Cancer drug Keytruda is on pace to generate more than $17 billion of revenue this year after reaching a record $4.5 billion of sales in the third quarter.
Why it matters: Keytruda is close to becoming the highest-selling drug in the world and would be a Fortune 200 company on its own.
Driving the news: Keytruda continues to be the core of Merck, even though executives told Wall Street yesterday the company expects to collect between $5 billion and $7 billion, now through 2022, from its coronavirus pill molnupiravir.
- That's a lot of money, but molnupiravir still wouldn't be half as much as what Keytruda brings in annually for Merck.
- Keytruda represents "the vast majority of the company's revenue growth" and is the company's profit engine, Merck said in a filing earlier this year.
How we got here: Keytruda, which is administered intravenously in a hospital or outpatient office, has been on the market since late 2014 and has shown to be extremely effective.
- Merck has obtained several new FDA approvals that expand the drug's label into more types of cancers.
- Merck is also pushing to use the drug after surgeries as a way to prevent cancers from coming back.

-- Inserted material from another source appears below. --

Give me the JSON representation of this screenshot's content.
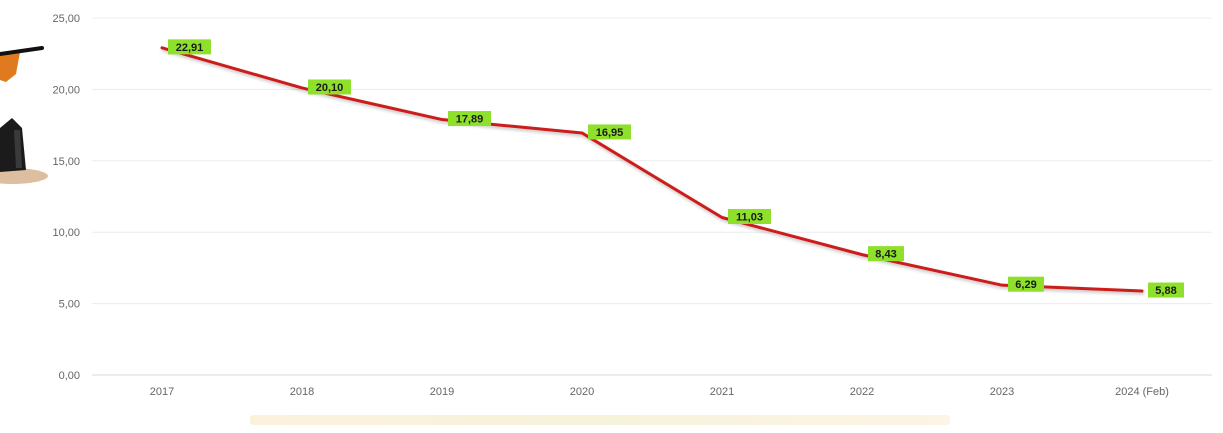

Between the lines: Because Keytruda is given in a health care facility and not picked up at a pharmacy, the drug is billed and paid for in a different way, but still exposes cancer patients to high out-of-pocket spending regardless of their insurance.
- Keytruda has a list price of almost $175,000 per year (and Merck just raised that price by another 2% this month).
- That means insured patients who take the drug routinely hit out-of-pocket maximums, which could equal thousands of dollars every year.
The bottom line: Keytruda's patent doesn't expire until 2028, and given the lack of federal drug pricing reform, Keytruda will continue to be among the highest-selling drugs.